The symposium represents a “unique collaboration between higher education and the community,” Moore says. He believes it “marks the emergence of a new generation,” now 21 years since the siege of Sarajevo began. “The questions are different from when this community first started forming.”
In this regard, “events like this are the opposite of genocide,” aimed at fostering dialogue and preserving individual and collective stories.
Moore expects strong attendance, including academics from various disciplines and universities, Bosnian St. Louisans, representatives from aid agencies that work with refugees and survivors, and teachers from the Affton and Mehlville school districts, which enroll a significant number of Bosnian students.
In addition to panels and open discussions, Friday’s program features the St. Louis launch of fiction writer Aleksandar Hemon’s first volume of nonfiction, "The Book of My Lives," released in March. Hemon, who was visiting the United States and remained when war broke out in Bosnia in 1992, is the 2005 recipient of a MacArthur “genius” award.
Saturday’s presenters include Dr. Esad Boskailo, a psychiatrist, author and University of Arizona professor -- and survivor of six concentration camps in Bosnia; and author Amila Buturovic, associate professor of religious studies and humanities at York University in Toronto and a specialist in Islamic studies.
“Hemon and Boskailo are able to make a connection between the specific kinds of suffering that were inflicted on Bosnians and the larger question of suffering that is part of human experience in general,” Moore comments.
“Therefore, they really present Bosnia and the Bosnian diaspora as important lessons in what it means to be human. It’s impossible to understand the war and genocide apart from the individuals who experienced it.”
Buturovic’s work focuses on “reconstituting the pluralism that was destroyed by war and genocide. While her scholarship is about the Balkans,” Moore believes “it has important implications for understanding cultural pluralism in St. Louis and North America.”
What does it mean to be Bosnian?
But for Moore, “the mother of all questions” this weekend will be “how did the war and genocide change Bosnian identities. For example, is the vocabulary for describing Bosnian identities in ethnic and religious terms really adequate?”
Fontbonne’s Bosnia Memory Project will be honored May 9 with a FOCUS St. Louis “What’s Right with the Region” award for “Improving Racial Equality & Social Justice.” The organization was founded in 2006 by Moore and fellow Fontbonne professor Jack Luzkow.
That terminology was solidified by the Dayton agreement, “which inscribed ethnic differences into the governmental system in Bosnia and left Bosnia divided,” Moore says.
The country’s presidency rotates among Bosniak (Bosnian Muslim), Croatian, and Serbian leaders, and a political boundary divides Bosnia into the Serb Republic and the Muslim-Croat Federation.

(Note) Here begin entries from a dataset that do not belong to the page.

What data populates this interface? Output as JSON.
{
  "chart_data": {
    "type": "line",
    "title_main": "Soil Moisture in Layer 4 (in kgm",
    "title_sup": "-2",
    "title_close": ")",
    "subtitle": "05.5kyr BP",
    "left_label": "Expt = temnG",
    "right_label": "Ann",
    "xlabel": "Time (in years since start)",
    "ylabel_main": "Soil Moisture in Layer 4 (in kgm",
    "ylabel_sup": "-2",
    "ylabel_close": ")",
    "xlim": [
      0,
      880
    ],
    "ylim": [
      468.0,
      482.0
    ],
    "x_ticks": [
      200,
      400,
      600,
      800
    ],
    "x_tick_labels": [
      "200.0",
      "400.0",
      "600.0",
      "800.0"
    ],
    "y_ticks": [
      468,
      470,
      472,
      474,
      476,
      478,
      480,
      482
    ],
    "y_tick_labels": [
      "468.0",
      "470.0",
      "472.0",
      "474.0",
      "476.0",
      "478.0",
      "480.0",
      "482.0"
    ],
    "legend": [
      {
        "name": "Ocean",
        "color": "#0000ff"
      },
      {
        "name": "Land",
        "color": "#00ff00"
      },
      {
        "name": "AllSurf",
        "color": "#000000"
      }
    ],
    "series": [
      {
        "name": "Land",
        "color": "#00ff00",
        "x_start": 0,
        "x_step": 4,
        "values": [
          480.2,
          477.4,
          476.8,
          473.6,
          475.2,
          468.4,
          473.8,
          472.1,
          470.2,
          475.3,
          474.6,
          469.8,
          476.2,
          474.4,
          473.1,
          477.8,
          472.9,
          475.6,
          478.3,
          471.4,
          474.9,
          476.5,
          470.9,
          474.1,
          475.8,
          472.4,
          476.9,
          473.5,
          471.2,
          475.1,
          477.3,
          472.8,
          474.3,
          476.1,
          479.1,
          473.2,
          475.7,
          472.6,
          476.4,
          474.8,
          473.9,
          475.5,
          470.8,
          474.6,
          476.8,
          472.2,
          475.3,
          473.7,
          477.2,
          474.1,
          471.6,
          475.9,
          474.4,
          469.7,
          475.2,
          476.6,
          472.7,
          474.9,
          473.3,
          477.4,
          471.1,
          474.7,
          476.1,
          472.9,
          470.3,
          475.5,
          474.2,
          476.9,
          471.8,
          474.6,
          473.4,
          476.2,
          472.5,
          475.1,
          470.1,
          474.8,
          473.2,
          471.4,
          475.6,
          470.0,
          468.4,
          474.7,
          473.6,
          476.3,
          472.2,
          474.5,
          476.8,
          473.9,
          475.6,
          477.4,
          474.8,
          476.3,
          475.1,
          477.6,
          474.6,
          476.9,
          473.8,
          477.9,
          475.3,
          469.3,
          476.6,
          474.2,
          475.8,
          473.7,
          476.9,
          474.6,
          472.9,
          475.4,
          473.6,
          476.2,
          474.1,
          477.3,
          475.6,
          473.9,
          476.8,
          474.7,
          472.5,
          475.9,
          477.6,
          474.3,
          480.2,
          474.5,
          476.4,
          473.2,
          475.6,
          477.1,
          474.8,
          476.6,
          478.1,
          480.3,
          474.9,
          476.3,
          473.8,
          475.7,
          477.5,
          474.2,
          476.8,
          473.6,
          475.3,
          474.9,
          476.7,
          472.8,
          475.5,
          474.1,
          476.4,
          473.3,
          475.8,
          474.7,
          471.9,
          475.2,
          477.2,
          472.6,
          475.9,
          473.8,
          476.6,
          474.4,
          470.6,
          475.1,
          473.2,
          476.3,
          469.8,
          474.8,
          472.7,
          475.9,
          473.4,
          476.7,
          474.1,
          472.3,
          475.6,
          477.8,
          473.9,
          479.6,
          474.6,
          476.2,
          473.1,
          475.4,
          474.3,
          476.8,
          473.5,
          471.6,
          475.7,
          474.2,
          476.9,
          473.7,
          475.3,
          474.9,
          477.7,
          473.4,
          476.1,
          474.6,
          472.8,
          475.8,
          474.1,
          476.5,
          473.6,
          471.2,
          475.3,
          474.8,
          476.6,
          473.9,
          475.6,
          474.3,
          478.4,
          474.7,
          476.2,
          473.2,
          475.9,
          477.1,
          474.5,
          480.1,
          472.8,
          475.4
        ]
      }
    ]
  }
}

“One thing I really hope to get out of this conference is a better understanding of the relationship between Bosnian diaspora communities and Bosnia,” Moore notes.
“Many refugee groups gradually separate from the home land, [but for Bosnians] the pattern set by previous ethnic groups in the early 20th century might change because of technologies like Facebook and Skype that allow connections to be maintained.”
He hopes the symposium will serve this purpose as well.
“Bosnian diaspora communities can have positive effects on changing the dire state of things" in Bosnia, he says. “I don’t think we know what’s going to happen to Bosnian identities here or in Bosnia over the next 20 years because I don’t think it’s fated to turn out one way or another. I really think it’s in the hands of Bosnians and their friends.”